[lbo-talk] Differential reproduction: having offspring does make a difference in natural selection

JBrown72073 at cs.com JBrown72073 at cs.com
Fri Nov 4 09:06:42 PST 2005


Charles Brown writes:
>What matters to natural selection is that one survive until one has babies
>and that one's babies survive until they have babies who survive until
>they have babies....

I guess I don't understand why you're emphasizing this point. Was someone garbling natural selection?

My point was that among humans what also matters is that you survive until your children (and your sib's children) have babies because you can help them bear and raise them. Therefore nonfertile parts of the human life cycle do influence genetic survival rates.

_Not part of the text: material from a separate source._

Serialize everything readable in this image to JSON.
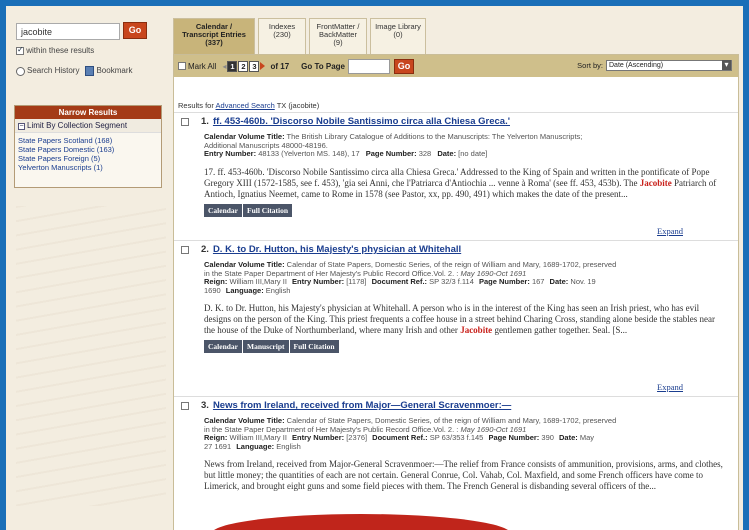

Elderly beetles, on the other hand, may not have a lot to contribute to the reproductive success of their offspring and relatives. Of course, an cohesive band, not just immediate family, can have additional influence. But then we're getting into cultural adaptation and possibly even leaving entirely the realm of the much slower and more unwieldy genetic adaptation, so I'll leave it there.


>Language/symbolling enhances sociality tremendously. Was language/symbolling
>invented in the mother-child relationship ? i.e., did women invent
>language/symbolling ?

Has anyone tried to put together an argument for this claim? I'd be interested in seeing it. I do think that one thing the feminist anthropologists and (even) sociobiologists did was make a good argument for the greater significance of the mother-infant relationship as opposed to the male-female mate relationship.